Mark Griffon—the third member on the short-handed board—tried to table the unexpected motion in order to at least give him more time to read it (it had not been announced in any public documents). With no one to second the motion, Griffon was outvoted and quickly saw his share of power in the agency drop.
The "California coup," as one observer called it, scrubs a number of reforms meant to balance power between the chairman and other board members, such as requirements that the chairman consult on hiring decisions, designations to the Senior Executive Service, and expenditures over $50,000.
"It looks like a takeover of the agency," said Bill Wright, a former board member whose term expired in 2011. "Early on, the agency had some really rough roads because we were fighting over authority, but we tried to balance that. "¦ You're basically now handing it over to one person."
In introducing his motion, Ehrlich, who has more than five decades of industry experience, said he was concerned about "clarification and in some cases solidification" of agency management. "I have never worked in an organization where there is not a clear delineation of responsibility for implementation of administrative tasks."
In a later statement to National Journal, Ehrlich pushed back on the notion that the motion was meant to benefit Moure-Eraso, saying that since his term ends in June, it will have "minimal impact on his work."

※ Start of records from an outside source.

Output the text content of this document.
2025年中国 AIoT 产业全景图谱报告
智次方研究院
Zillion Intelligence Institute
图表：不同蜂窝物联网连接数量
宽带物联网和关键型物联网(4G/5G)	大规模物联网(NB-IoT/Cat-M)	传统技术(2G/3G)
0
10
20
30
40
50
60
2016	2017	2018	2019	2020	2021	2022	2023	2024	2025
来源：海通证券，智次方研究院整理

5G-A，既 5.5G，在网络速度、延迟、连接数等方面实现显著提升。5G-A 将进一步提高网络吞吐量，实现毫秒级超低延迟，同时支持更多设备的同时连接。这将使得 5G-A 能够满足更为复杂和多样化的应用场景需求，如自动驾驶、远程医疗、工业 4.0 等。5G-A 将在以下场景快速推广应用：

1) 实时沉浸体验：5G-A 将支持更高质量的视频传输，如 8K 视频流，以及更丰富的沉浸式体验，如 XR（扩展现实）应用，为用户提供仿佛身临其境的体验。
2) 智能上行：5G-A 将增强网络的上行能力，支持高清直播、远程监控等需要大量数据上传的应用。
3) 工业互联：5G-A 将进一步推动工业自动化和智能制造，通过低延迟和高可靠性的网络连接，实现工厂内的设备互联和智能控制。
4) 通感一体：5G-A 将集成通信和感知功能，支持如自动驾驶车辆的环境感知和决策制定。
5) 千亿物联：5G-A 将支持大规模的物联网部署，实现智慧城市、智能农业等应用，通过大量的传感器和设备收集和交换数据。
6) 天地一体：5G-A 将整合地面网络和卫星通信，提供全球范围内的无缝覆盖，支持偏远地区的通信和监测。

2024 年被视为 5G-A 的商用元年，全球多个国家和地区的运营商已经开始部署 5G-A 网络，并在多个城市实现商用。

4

"Furthermore, it takes from the shoulders of the board members the responsibility of dealing with such administrative issues as approving payments for copy machines, mandatory payments to the other agencies and ministerial functions and allows them to concentrate on the mission of the agency," he said.
But some staff members don't see the motion as simple housecleaning, saying it consolidates power with Moure-Eraso and two top officials, general counsel Richard Loeb and managing director Daniel Horowitz. Last summer, member Beth Rosenberg quit after just a year because she felt ignored, and staff members have told National Journal that the agency is a toxic environment.
The timing is another issue. A fourth member—Richard Engler—was confirmed by the Senate at the same time as Ehrlich and Engler, but has yet to join the board, meaning a delay could have meant a 2-2 tie. A fifth nominee, Kristen Kulinowski, was nominated by the White House last month, but has yet to see a Senate hearing.
The Ehrlich order also ended investigations into a pair of accidents at the Silver Eagle refinery in Utah, releases of hydrofluoric acid from the CITGO Corpus Christi refinery that began in 2009, and a 2010 zinc fire at a Horsehead facility in Pennsylvania.
The board had issued technical reports and recommendations in the Silver Eagle and CITGO cases, while the Horsehead facility in question has closed. Ehrlich said in California that there was "no realistic opportunity" for a more comprehensive agency report. The agency currently has six investigations listed as open and its investigative backlog has long been a sore point.